If aspirin is taken in the first few minutes of an attack, you slow down the rush of platelets, just as in our example of the cut finger. You make it more difficult for the blood to clot. You keep the blood flowing, carrying vital oxygen to the heart. You limit the risk of heart attack damage.
How to Take Aspirin for Heart Attack
1. QUICKLY: The most important thing is to take aspirin immediately if you sense you may be having a heart attack. Aspirin needs nearly 15 minutes to fully slow platelets. Get it into your blood stream quickly.
2. AMOUNT: Take one 325 mg. of aspirin for heart attack. Do not take two or three in hopes of getting better results. A smaller dose is actually more helpful than a larger dose.
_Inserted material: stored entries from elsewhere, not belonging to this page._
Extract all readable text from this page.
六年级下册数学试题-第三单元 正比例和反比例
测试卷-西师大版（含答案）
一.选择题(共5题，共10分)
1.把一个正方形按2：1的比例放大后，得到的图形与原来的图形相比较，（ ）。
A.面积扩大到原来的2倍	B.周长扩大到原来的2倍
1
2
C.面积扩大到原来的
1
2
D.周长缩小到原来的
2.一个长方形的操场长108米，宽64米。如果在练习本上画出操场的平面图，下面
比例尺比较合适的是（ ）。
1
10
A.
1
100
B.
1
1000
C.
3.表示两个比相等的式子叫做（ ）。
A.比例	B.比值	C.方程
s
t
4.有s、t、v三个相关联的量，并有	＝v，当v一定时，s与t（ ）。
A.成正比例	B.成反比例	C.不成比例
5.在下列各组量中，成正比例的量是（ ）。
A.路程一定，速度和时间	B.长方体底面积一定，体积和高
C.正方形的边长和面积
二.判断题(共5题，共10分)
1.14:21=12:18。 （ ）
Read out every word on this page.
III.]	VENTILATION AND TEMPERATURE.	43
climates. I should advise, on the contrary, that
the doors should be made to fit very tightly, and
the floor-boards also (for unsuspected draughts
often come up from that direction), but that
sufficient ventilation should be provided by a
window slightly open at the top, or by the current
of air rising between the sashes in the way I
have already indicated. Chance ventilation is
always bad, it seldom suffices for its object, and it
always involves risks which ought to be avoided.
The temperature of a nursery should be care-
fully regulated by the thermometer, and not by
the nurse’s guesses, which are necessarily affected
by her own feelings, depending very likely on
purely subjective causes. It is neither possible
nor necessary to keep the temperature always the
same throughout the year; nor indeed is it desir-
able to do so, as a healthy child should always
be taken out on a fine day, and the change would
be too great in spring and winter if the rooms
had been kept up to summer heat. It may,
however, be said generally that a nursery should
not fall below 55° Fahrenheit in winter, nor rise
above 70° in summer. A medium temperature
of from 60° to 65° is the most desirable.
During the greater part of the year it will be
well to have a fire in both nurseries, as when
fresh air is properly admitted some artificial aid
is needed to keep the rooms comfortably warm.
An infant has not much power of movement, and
3. TYPE: The aspirin must not be enteric-coated. The coating is added to keep aspirin from dissolving too quickly in your stomach. For heart attack, you want it to dissolve as quickly as possible. Even when chewed, enteric-coated aspirin have been found to dissolve too slowly. So be sure you always have at hand non-coated 325 mg. aspirin tablets.
4. CHEW: It is very important that you CHEW the aspirin. Do not swallow it whole. CHEW the aspirin at least 30 seconds before swallowing it. Chewing will reduce the tablet to small particles, ready for digestion. It will also stimulate saliva, which will start the digestion. CHEW.
In the October 1997 issue of "Circulation," the American Heart Association (AHA) journal, it was reported that up to 10,000 more people annually could survive heart attack simply by chewing one 325 milligram aspirin tablet at the first chest pain or other heart attack symptom. Be prepared.